A prepotência dela me irritou às vezes (afinal, uma garota com a criação e oportunidades como as que ela teve, tinha que se tornar, no mínimo, o que é hoje). Isso porque, talvez, se Lena tivesse tido uma vida um pouco mais normal e não corresse tanto atrás de amizades e situações bizarras, o livro se tornaria mais verdadeiro, e não uma dramédia muito boa, mas que não engana, porque, no fim, a gente sabe que foi tudo friamente escrito e calculado.

 Meus trechos favoritos (não todos, porque alguns você tem que ler no livro mesmo):

“Não há nada mais corajoso para mim do que uma pessoa anunciar que sua história merece ser contata, sobretudo se essa pessoa é uma mulher. Por mais que tenhamos trabalhado muito por mais longe que tenhamos chegado, ainda existem muitas forças que conspiram para dizer às mulheres que nossas preocupações são fúteis, que nossas opiniões não são relevantes, que não dispomos do grau de seriedade  necessária para que nossas historias tenham importância. Que a escrita pessoal feminina não passa de um exercício de vaidade e que nos deveríamos apreciar esse novo mundo para mulheres, sentar e calar a boca.”

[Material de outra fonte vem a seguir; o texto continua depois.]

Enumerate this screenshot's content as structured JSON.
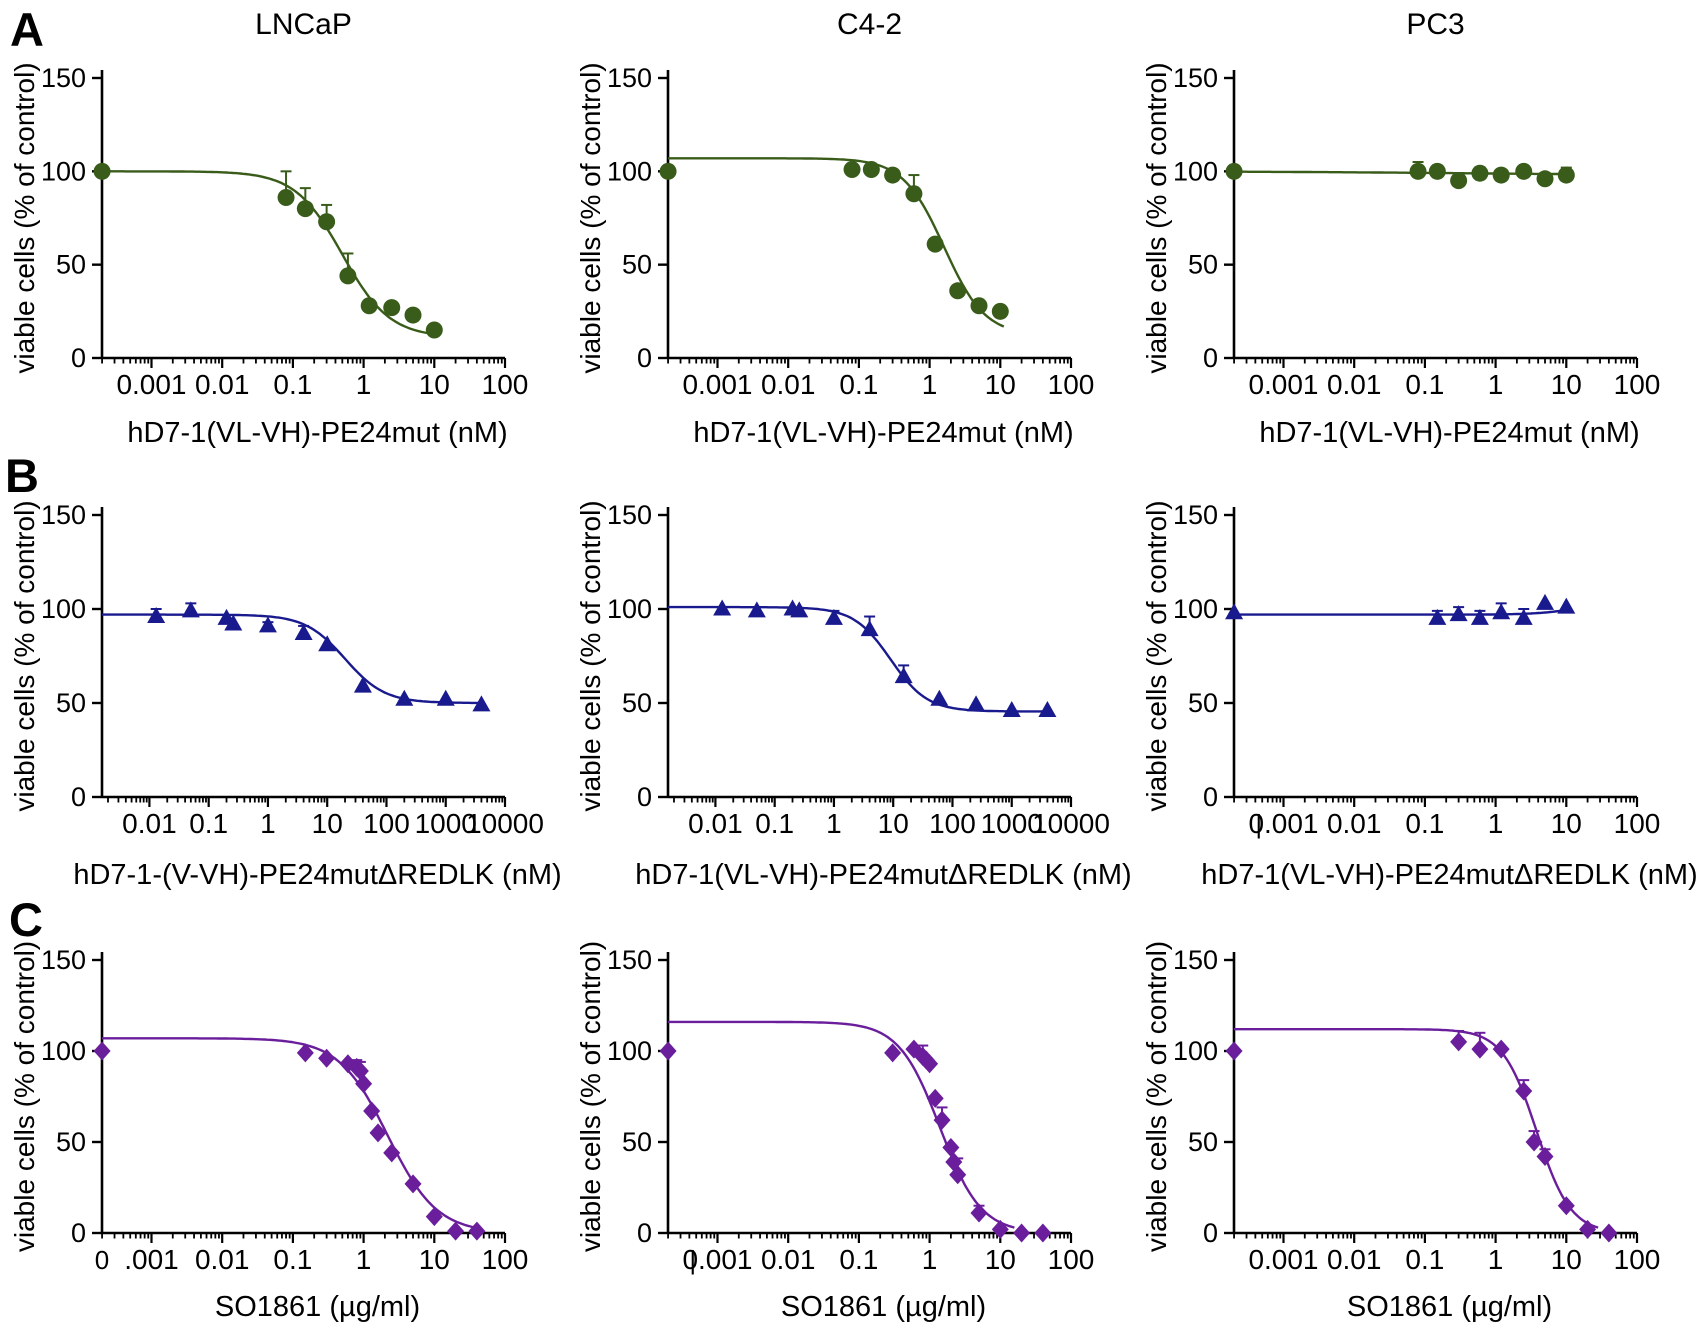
{
  "figure": {
    "panel_letters": [
      "A",
      "B",
      "C"
    ],
    "column_titles": [
      "LNCaP",
      "C4-2",
      "PC3"
    ],
    "y_axis_label": "viable cells (% of control)"
  },
  "colors": {
    "green": "#395C1A",
    "navy": "#1A1A8F",
    "purple": "#6A1E9C",
    "axis": "#000000"
  },
  "chart_data": [
    {
      "id": "A1",
      "row": "A",
      "cell_line": "LNCaP",
      "title": "LNCaP",
      "type": "scatter",
      "marker": "circle",
      "color": "#395C1A",
      "xlabel": "hD7-1(VL-VH)-PE24mut (nM)",
      "ylabel": "viable cells (% of control)",
      "xlog_min": -3.7,
      "xlog_max": 2,
      "ylim": [
        0,
        150
      ],
      "y_ticks": [
        0,
        50,
        100,
        150
      ],
      "x_decade_labels": {
        "-3": "0.001",
        "-2": "0.01",
        "-1": "0.1",
        "0": "1",
        "1": "10",
        "2": "100"
      },
      "extra_x_labels": [],
      "points": [
        {
          "x": 0.0002,
          "y": 100
        },
        {
          "x": 0.08,
          "y": 86,
          "err": 14
        },
        {
          "x": 0.15,
          "y": 80,
          "err": 11
        },
        {
          "x": 0.3,
          "y": 73,
          "err": 9
        },
        {
          "x": 0.6,
          "y": 44,
          "err": 12
        },
        {
          "x": 1.2,
          "y": 28
        },
        {
          "x": 2.5,
          "y": 27
        },
        {
          "x": 5,
          "y": 23
        },
        {
          "x": 10,
          "y": 15
        }
      ],
      "curve": {
        "top": 100,
        "bottom": 11,
        "ec50": 0.5,
        "hill": 1.3,
        "xlog_end": 1.03
      }
    },
    {
      "id": "A2",
      "row": "A",
      "cell_line": "C4-2",
      "title": "C4-2",
      "type": "scatter",
      "marker": "circle",
      "color": "#395C1A",
      "xlabel": "hD7-1(VL-VH)-PE24mut (nM)",
      "ylabel": "viable cells (% of control)",
      "xlog_min": -3.7,
      "xlog_max": 2,
      "ylim": [
        0,
        150
      ],
      "y_ticks": [
        0,
        50,
        100,
        150
      ],
      "x_decade_labels": {
        "-3": "0.001",
        "-2": "0.01",
        "-1": "0.1",
        "0": "1",
        "1": "10",
        "2": "100"
      },
      "extra_x_labels": [],
      "points": [
        {
          "x": 0.0002,
          "y": 100
        },
        {
          "x": 0.08,
          "y": 101,
          "err": 3
        },
        {
          "x": 0.15,
          "y": 101,
          "err": 3
        },
        {
          "x": 0.3,
          "y": 98
        },
        {
          "x": 0.6,
          "y": 88,
          "err": 10
        },
        {
          "x": 1.2,
          "y": 61
        },
        {
          "x": 2.5,
          "y": 36
        },
        {
          "x": 5,
          "y": 28
        },
        {
          "x": 10,
          "y": 25
        }
      ],
      "curve": {
        "top": 107,
        "bottom": 12,
        "ec50": 1.6,
        "hill": 1.5,
        "xlog_end": 1.05
      }
    },
    {
      "id": "A3",
      "row": "A",
      "cell_line": "PC3",
      "title": "PC3",
      "type": "scatter",
      "marker": "circle",
      "color": "#395C1A",
      "xlabel": "hD7-1(VL-VH)-PE24mut (nM)",
      "ylabel": "viable cells (% of control)",
      "xlog_min": -3.7,
      "xlog_max": 2,
      "ylim": [
        0,
        150
      ],
      "y_ticks": [
        0,
        50,
        100,
        150
      ],
      "x_decade_labels": {
        "-3": "0.001",
        "-2": "0.01",
        "-1": "0.1",
        "0": "1",
        "1": "10",
        "2": "100"
      },
      "extra_x_labels": [],
      "points": [
        {
          "x": 0.0002,
          "y": 100
        },
        {
          "x": 0.08,
          "y": 100,
          "err": 5
        },
        {
          "x": 0.15,
          "y": 100,
          "err": 3
        },
        {
          "x": 0.3,
          "y": 95
        },
        {
          "x": 0.6,
          "y": 99,
          "err": 3
        },
        {
          "x": 1.2,
          "y": 98
        },
        {
          "x": 2.5,
          "y": 100
        },
        {
          "x": 5,
          "y": 96
        },
        {
          "x": 10,
          "y": 98,
          "err": 4
        }
      ],
      "curve": {
        "top": 100,
        "bottom": 98,
        "ec50": 0.3,
        "hill": 0.3,
        "xlog_end": 1.03
      }
    },
    {
      "id": "B1",
      "row": "B",
      "cell_line": "LNCaP",
      "title": null,
      "type": "scatter",
      "marker": "triangle",
      "color": "#1A1A8F",
      "xlabel": "hD7-1-(V-VH)-PE24mutΔREDLK (nM)",
      "ylabel": "viable cells (% of control)",
      "xlog_min": -2.8,
      "xlog_max": 4,
      "ylim": [
        0,
        150
      ],
      "y_ticks": [
        0,
        50,
        100,
        150
      ],
      "x_decade_labels": {
        "-2": "0.01",
        "-1": "0.1",
        "0": "1",
        "1": "10",
        "2": "100",
        "3": "1000",
        "4": "10000"
      },
      "extra_x_labels": [],
      "points": [
        {
          "x": 0.013,
          "y": 96,
          "err": 4
        },
        {
          "x": 0.05,
          "y": 99,
          "err": 4
        },
        {
          "x": 0.2,
          "y": 95
        },
        {
          "x": 0.26,
          "y": 92
        },
        {
          "x": 1,
          "y": 91,
          "err": 2
        },
        {
          "x": 4,
          "y": 87,
          "err": 4
        },
        {
          "x": 10,
          "y": 81
        },
        {
          "x": 40,
          "y": 59
        },
        {
          "x": 200,
          "y": 52
        },
        {
          "x": 1000,
          "y": 52
        },
        {
          "x": 4000,
          "y": 49
        }
      ],
      "curve": {
        "top": 97,
        "bottom": 50,
        "ec50": 20,
        "hill": 1.3,
        "xlog_end": 3.62
      }
    },
    {
      "id": "B2",
      "row": "B",
      "cell_line": "C4-2",
      "title": null,
      "type": "scatter",
      "marker": "triangle",
      "color": "#1A1A8F",
      "xlabel": "hD7-1(VL-VH)-PE24mutΔREDLK (nM)",
      "ylabel": "viable cells (% of control)",
      "xlog_min": -2.8,
      "xlog_max": 4,
      "ylim": [
        0,
        150
      ],
      "y_ticks": [
        0,
        50,
        100,
        150
      ],
      "x_decade_labels": {
        "-2": "0.01",
        "-1": "0.1",
        "0": "1",
        "1": "10",
        "2": "100",
        "3": "1000",
        "4": "10000"
      },
      "extra_x_labels": [],
      "points": [
        {
          "x": 0.013,
          "y": 100
        },
        {
          "x": 0.05,
          "y": 99
        },
        {
          "x": 0.2,
          "y": 100
        },
        {
          "x": 0.26,
          "y": 99
        },
        {
          "x": 1,
          "y": 95,
          "err": 4
        },
        {
          "x": 4,
          "y": 89,
          "err": 7
        },
        {
          "x": 15,
          "y": 64,
          "err": 6
        },
        {
          "x": 60,
          "y": 52
        },
        {
          "x": 250,
          "y": 49
        },
        {
          "x": 1000,
          "y": 46
        },
        {
          "x": 4000,
          "y": 46
        }
      ],
      "curve": {
        "top": 101,
        "bottom": 45.5,
        "ec50": 9,
        "hill": 1.4,
        "xlog_end": 3.62
      }
    },
    {
      "id": "B3",
      "row": "B",
      "cell_line": "PC3",
      "title": null,
      "type": "scatter",
      "marker": "triangle",
      "color": "#1A1A8F",
      "xlabel": "hD7-1(VL-VH)-PE24mutΔREDLK (nM)",
      "ylabel": "viable cells (% of control)",
      "xlog_min": -3.7,
      "xlog_max": 2,
      "ylim": [
        0,
        150
      ],
      "y_ticks": [
        0,
        50,
        100,
        150
      ],
      "x_decade_labels": {
        "-3": "0.001",
        "-2": "0.01",
        "-1": "0.1",
        "0": "1",
        "1": "10",
        "2": "100"
      },
      "extra_x_labels": [
        {
          "log": -3.35,
          "label": "|"
        }
      ],
      "points": [
        {
          "x": 0.0002,
          "y": 98
        },
        {
          "x": 0.15,
          "y": 95,
          "err": 4
        },
        {
          "x": 0.3,
          "y": 97,
          "err": 4
        },
        {
          "x": 0.6,
          "y": 95,
          "err": 4
        },
        {
          "x": 1.2,
          "y": 98,
          "err": 5
        },
        {
          "x": 2.5,
          "y": 95,
          "err": 5
        },
        {
          "x": 5,
          "y": 103
        },
        {
          "x": 10,
          "y": 101
        }
      ],
      "curve": {
        "top": 97,
        "bottom": 104,
        "ec50": 15,
        "hill": 1.5,
        "xlog_end": 1.08
      }
    },
    {
      "id": "C1",
      "row": "C",
      "cell_line": "LNCaP",
      "title": null,
      "type": "scatter",
      "marker": "diamond",
      "color": "#6A1E9C",
      "xlabel": "SO1861 (µg/ml)",
      "ylabel": "viable cells (% of control)",
      "xlog_min": -3.7,
      "xlog_max": 2,
      "ylim": [
        0,
        150
      ],
      "y_ticks": [
        0,
        50,
        100,
        150
      ],
      "x_decade_labels": {
        "-3": ".001",
        "-2": "0.01",
        "-1": "0.1",
        "0": "1",
        "1": "10",
        "2": "100"
      },
      "extra_x_labels": [
        {
          "log": -3.7,
          "label": "0"
        }
      ],
      "points": [
        {
          "x": 0.0002,
          "y": 100
        },
        {
          "x": 0.15,
          "y": 99
        },
        {
          "x": 0.3,
          "y": 96
        },
        {
          "x": 0.6,
          "y": 93
        },
        {
          "x": 0.8,
          "y": 91,
          "err": 4
        },
        {
          "x": 0.9,
          "y": 89,
          "err": 5
        },
        {
          "x": 1.0,
          "y": 82
        },
        {
          "x": 1.3,
          "y": 67
        },
        {
          "x": 1.6,
          "y": 55
        },
        {
          "x": 2.5,
          "y": 44
        },
        {
          "x": 5,
          "y": 27
        },
        {
          "x": 10,
          "y": 9
        },
        {
          "x": 20,
          "y": 1
        },
        {
          "x": 40,
          "y": 1
        }
      ],
      "curve": {
        "top": 107,
        "bottom": 0,
        "ec50": 2.2,
        "hill": 1.25,
        "xlog_end": 1.66
      }
    },
    {
      "id": "C2",
      "row": "C",
      "cell_line": "C4-2",
      "title": null,
      "type": "scatter",
      "marker": "diamond",
      "color": "#6A1E9C",
      "xlabel": "SO1861 (µg/ml)",
      "ylabel": "viable cells (% of control)",
      "xlog_min": -3.7,
      "xlog_max": 2,
      "ylim": [
        0,
        150
      ],
      "y_ticks": [
        0,
        50,
        100,
        150
      ],
      "x_decade_labels": {
        "-3": "0.001",
        "-2": "0.01",
        "-1": "0.1",
        "0": "1",
        "1": "10",
        "2": "100"
      },
      "extra_x_labels": [
        {
          "log": -3.35,
          "label": "|"
        }
      ],
      "points": [
        {
          "x": 0.0002,
          "y": 100
        },
        {
          "x": 0.3,
          "y": 99
        },
        {
          "x": 0.6,
          "y": 101
        },
        {
          "x": 0.8,
          "y": 97,
          "err": 6
        },
        {
          "x": 0.9,
          "y": 95
        },
        {
          "x": 1.0,
          "y": 93
        },
        {
          "x": 1.2,
          "y": 74
        },
        {
          "x": 1.5,
          "y": 62,
          "err": 7
        },
        {
          "x": 2.0,
          "y": 47
        },
        {
          "x": 2.2,
          "y": 39
        },
        {
          "x": 2.5,
          "y": 32,
          "err": 9
        },
        {
          "x": 5,
          "y": 11,
          "err": 4
        },
        {
          "x": 10,
          "y": 2
        },
        {
          "x": 20,
          "y": 0
        },
        {
          "x": 40,
          "y": 0
        }
      ],
      "curve": {
        "top": 116,
        "bottom": 0,
        "ec50": 1.4,
        "hill": 1.5,
        "xlog_end": 1.2
      }
    },
    {
      "id": "C3",
      "row": "C",
      "cell_line": "PC3",
      "title": null,
      "type": "scatter",
      "marker": "diamond",
      "color": "#6A1E9C",
      "xlabel": "SO1861 (µg/ml)",
      "ylabel": "viable cells (% of control)",
      "xlog_min": -3.7,
      "xlog_max": 2,
      "ylim": [
        0,
        150
      ],
      "y_ticks": [
        0,
        50,
        100,
        150
      ],
      "x_decade_labels": {
        "-3": "0.001",
        "-2": "0.01",
        "-1": "0.1",
        "0": "1",
        "1": "10",
        "2": "100"
      },
      "extra_x_labels": [],
      "points": [
        {
          "x": 0.0002,
          "y": 100
        },
        {
          "x": 0.3,
          "y": 105,
          "err": 6
        },
        {
          "x": 0.6,
          "y": 101,
          "err": 9
        },
        {
          "x": 1.2,
          "y": 101
        },
        {
          "x": 2.5,
          "y": 78,
          "err": 6
        },
        {
          "x": 3.5,
          "y": 50,
          "err": 6
        },
        {
          "x": 5,
          "y": 42,
          "err": 4
        },
        {
          "x": 10,
          "y": 15
        },
        {
          "x": 20,
          "y": 2
        },
        {
          "x": 40,
          "y": 0
        }
      ],
      "curve": {
        "top": 112,
        "bottom": 0,
        "ec50": 3.8,
        "hill": 1.8,
        "xlog_end": 1.45
      }
    }
  ]
}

“Eu era trabalhadora. Merecia beijos. Merecia ser tratada como um pedaço de carne, mas também ser respeitada pela minha inteligência.”

“A Barbie é distorcida. Não tem problema brincar com ela, desde que você se lembre disso.”

“Nunca desejei ficar com mulheres; eu desejei ser essas mulheres.”

“Há dois tipos de mulheres em especial que despertam minha inveja. O primeiro é a exuberante, alegremente ocupada de manhã, à noite, capaz de desfrutar almoços em grupo, tirar férias espontâneas em Cartegena com as amigas e planejar chás de bebês para outras pessoas. As grandes questões existências não parecem afetá-la, e ela consegue limpar o forno sem pensar sequer uma vez: “ Para que fazer isso? Vai ficar sujo de novo de qualquer jeito, e depois vamos todos morrer. Por que eu simplesmente não enfio a cabeça?”

“A ambição é uma cosia curiosa: ela se infiltra quando menos se espera e te faz ir a diante mesmo que você prefira ficar parada.”

“A autoconfiança pode fazer qualquer coisa dar certo. Até mesmo sandálias com meias.”

“É horrível quando quem você odeia consegue coisas que você deseja.”

 “Penso bastante sobre o fato de que todos nós vamos morrer. Penso nisso nos momentos mais inoportunos.”

“E decidi que nunca sentiria inveja. Nunca seria vingativa. Nunca seria ameaçada pelo velho ou pelo novo. Vou desabrochar como uma flor todas as manhas. Vou fazer o meu trabalho.”